Pengorbanan dan kesetiaan cinta Inggit tidak hanya terlihat ketika Soekarno di
Penjara. Masa-masa pembuangan di Ended an Bengkulu menjadi saksi bagi ketabahan
dan kesetiaannya pada Bung Karno . Sebetulnya Inggit adalah manusia bebas yang
memiliki hak untuk tidak ikut bersama suaminya dalam pembuangan, namun cinta dan
kesetiaannya pada Bung Karno membuatnya bertekad menyertai suaminya dalam suka
dan duka.
Niatnya untuk mendampingi suaminya selama di pengasingan benar-benar
diwujudkannya , di masa-masa sulit inilah Inggit menjadi peredam dan tempat berteduh
bagi jiwa Bung Karno yang kesepian dan tertekan karena perjuangannya untuk
memerdekakan bangsanya harus terhenti entah sampai kapan.
Betapa malangnya usaha Inggit untuk menghibur dan mendampingi Bung
Karno selama di pengasingan ternyata tak cukup bagi Bung Karno. Soekarno yang saat
itu berada di usia yang sedang bergelora tak kuasa meilhat kecantikan Fatmawati, anak
angkatnya sendiri yang diasuhnya bersama Inggit di Bengkulu. Bung Karno akhirnya
meminta izin pada Inggit untuk diizinkan menikah dengan Fatmawati dengan alasan
ingin memiliki keturunan. Satu-satunya yang tak bisa diberikan Inggit pada suaminya.
Bung Karno tak berniat menceraikan Inggit, ia hanya meminta restu Inggit untuk
menikah lagi dan status Inggit menjadi istri pertamanya.
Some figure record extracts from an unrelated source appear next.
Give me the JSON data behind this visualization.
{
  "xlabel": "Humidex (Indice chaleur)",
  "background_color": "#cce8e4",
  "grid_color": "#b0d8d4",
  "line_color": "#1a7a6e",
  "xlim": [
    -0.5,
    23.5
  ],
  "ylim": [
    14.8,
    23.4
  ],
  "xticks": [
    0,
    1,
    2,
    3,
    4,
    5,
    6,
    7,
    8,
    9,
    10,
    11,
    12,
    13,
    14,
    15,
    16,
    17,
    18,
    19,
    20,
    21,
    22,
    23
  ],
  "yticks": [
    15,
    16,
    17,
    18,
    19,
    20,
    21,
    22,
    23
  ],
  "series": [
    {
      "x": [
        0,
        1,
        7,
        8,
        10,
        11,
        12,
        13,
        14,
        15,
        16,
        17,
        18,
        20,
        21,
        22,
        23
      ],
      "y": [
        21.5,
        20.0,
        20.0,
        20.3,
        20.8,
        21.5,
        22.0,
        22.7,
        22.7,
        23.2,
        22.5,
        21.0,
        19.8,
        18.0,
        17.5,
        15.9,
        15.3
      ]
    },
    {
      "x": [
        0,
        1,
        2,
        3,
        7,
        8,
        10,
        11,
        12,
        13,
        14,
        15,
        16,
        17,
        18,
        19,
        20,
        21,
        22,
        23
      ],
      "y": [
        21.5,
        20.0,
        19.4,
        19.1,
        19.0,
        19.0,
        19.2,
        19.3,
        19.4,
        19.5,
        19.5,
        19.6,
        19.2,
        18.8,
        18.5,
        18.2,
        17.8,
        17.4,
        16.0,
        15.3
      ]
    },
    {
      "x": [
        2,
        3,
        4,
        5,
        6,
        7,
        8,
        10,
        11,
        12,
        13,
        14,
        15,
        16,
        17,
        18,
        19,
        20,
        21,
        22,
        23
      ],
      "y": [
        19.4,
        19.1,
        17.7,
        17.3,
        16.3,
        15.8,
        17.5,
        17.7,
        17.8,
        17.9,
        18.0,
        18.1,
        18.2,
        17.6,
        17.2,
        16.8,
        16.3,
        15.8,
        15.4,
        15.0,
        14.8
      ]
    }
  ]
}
Karena Bung Karno mendambakan seorang anak keturunannya sendiri. Inggit
pun bisa mengerti bisa saja laki-laki mendambakan seorang anak , Namun dengan
tegas Inggit menolak untuk dimadu dan lebih memilih untuk diceraikan.
Ditengah kegalauan hati Inggit , tetap saja ia masih merawat Bung Karno
dengan ketulusan hatinya ketika sekutu kalah perang dan Jepang memasuki Sumatera
Inggit dan Bung Karno harus menghadapi tantangan baru. Walau mereka diizinkan
meninggalkan Bengkulu dan diperintahkan untuk menuju Jakarta, mereka harus
melakukan perjalanan darat menuju Padang melalui hutan belantara agar terhindar dari
pasukan Jepang .
Bung karno juga telah mendatangi kantor Hatta , dan menceritakan maksudnya
untuk menceraikan Inggit , Ia berkata kepada Hatta “Aku tak ada maksud untuk
menceraikannya , tetapi Inggit yang tidak ingin dimadu”, Hatta masih meminta Bung
karno untuk mempertimbangkan hal itu.
Pada tahun 1942 Bung Karno dan Inggit resmi bercerai di Jakarta. Keputusan
sudah di ambil oleh suamiku . Ia menceraikan aku . Empat Serangkai juga sudah
mufakat dan persyaratan yang merupakan janji Kusno telah dibuat oleh Empat
serangkai itu yajni bahwa Soekarno harus membelikan sebuah rumah di Bandung untuk
kediamanku seumur hidup ku . Bagi Inggit yang telah menjalani bahtera rumah
tangganya bersama Bung Karno selama hampir 20 tahun lamanya ini adalah suatu
peristiwa yang paling menyedihkan dalam hidupnya, namun ia tak mau larut dalam
kesedihan. Cintanya yang tulus pada Bung Karno dan kepasrahannya pada jalan hidup
yang telah digariskanNYA membuat ia kuat dan mensyukuri apa yang telah dialaminya.
“Bukankah kita berdiri di muka gerbang zaman baru setelah menempuh perjalanan
panjang , yang bukan jalan bertabur bunga”?